Стоя за рабочим столом, я съела свой завтрак и запила его стаканом молока. «А миссис Хансен что-нибудь ест или за отсутствием аппетита ничего себе не готовит? – озадачилась я. – Надо отнести ей еду». Именно так поступали все соседи, когда у Агаты Джонсон, жившей выше по улице, умер от сердечного приступа муж. Запеканки текли к ней рекой.
Я пошарила в шкафу, отставляя в сторону консервы с фасолью и горошком, нашла красно-белую банку сгущенного супа с курицей и звездочками.
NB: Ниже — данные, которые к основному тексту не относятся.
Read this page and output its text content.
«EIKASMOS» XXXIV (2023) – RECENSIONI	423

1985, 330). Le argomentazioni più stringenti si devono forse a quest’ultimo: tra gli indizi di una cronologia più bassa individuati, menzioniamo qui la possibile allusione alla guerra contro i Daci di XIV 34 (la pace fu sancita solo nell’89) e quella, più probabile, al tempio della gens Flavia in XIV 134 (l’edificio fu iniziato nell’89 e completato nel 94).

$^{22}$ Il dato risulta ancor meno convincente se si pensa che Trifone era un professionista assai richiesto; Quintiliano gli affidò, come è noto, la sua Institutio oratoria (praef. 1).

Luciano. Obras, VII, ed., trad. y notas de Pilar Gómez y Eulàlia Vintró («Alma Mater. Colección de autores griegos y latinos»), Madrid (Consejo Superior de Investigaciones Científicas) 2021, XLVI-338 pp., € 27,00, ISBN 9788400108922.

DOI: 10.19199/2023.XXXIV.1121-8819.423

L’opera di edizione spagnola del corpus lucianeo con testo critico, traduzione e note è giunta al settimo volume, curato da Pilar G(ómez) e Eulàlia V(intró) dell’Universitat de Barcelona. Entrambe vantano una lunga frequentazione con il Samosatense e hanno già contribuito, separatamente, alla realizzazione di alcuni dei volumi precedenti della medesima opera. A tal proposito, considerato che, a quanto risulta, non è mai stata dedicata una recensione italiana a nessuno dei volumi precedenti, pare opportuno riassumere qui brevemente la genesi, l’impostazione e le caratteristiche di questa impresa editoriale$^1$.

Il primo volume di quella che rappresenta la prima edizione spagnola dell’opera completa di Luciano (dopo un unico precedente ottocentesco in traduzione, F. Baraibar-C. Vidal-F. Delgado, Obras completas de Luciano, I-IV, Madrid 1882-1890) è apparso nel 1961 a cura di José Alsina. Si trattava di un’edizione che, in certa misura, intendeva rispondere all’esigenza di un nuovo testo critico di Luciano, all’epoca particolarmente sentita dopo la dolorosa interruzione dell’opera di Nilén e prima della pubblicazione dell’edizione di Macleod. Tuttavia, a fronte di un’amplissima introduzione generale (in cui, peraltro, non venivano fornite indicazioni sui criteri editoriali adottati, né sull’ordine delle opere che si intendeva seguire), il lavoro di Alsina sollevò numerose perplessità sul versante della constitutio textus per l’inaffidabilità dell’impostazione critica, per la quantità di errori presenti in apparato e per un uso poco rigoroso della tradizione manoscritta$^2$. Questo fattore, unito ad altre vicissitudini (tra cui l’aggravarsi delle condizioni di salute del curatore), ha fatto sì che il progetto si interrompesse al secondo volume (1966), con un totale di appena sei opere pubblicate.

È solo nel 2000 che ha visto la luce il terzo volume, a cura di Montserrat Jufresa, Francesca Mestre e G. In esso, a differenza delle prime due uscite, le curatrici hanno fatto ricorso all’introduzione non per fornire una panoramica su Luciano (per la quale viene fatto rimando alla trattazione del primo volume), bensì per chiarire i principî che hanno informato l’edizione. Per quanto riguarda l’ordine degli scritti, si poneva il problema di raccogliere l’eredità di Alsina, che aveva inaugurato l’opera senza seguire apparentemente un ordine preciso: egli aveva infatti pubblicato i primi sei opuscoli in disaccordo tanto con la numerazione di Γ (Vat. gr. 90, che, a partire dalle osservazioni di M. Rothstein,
Разогрела его, перелила в отцовский термос и сделала еще пару бутербродов с болонской колбасой. Конечно, это была не запеканка, но мне не хотелось тратить время на ее приготовление. Тем более что день выдался жарким и влажным.
Пока суп томился, я приняла холодный душ и надела комбинезон из махровой ткани. Мне бы очень хотелось в такой знойный день собрать волосы в два коротких хвостика, но с таким же успехом можно было нацарапать на затылке карту сокровищ, если я желала привлечь внимание. Я этого не хотела, поэтому сцепила волосы большой заколкой у основания шеи. А затем снова заглянула к маме. Судя по запаху в ее спальне, мать вставала, чтобы покурить, но опять задремала. Я сложила «гостинцы» для миссис Хансен в бумажный пакет, бросила в него еще красное яблоко, обула ортопедические сандалии фирмы «Шолл» и стартовала.
Шагая по улице, я ощутила характерное покалывание в шее (я всегда его ощущала, когда кто-то за мной наблюдал). Однако, обернувшись, я никого не увидела. «Это реакция на палящее солнце», – успокоила себя я и двинулась дальше. Но стоило мне перейти улицу, как синий «Шевроле» свернул в наш квартал и через пару секунд поравнялся со мной.
За рулем сидел Эд.
Я почувствовала, как страх удушливым дыханьем опалил мне лицо. Но отец же говорил, что они решили выдворить его из города. «Судя по всему, плохо постарались». Я продолжила идти, отбивая подошвами сандалий нервную дробь по тротуару. Но «Шевроле» последовал за мной, как акула.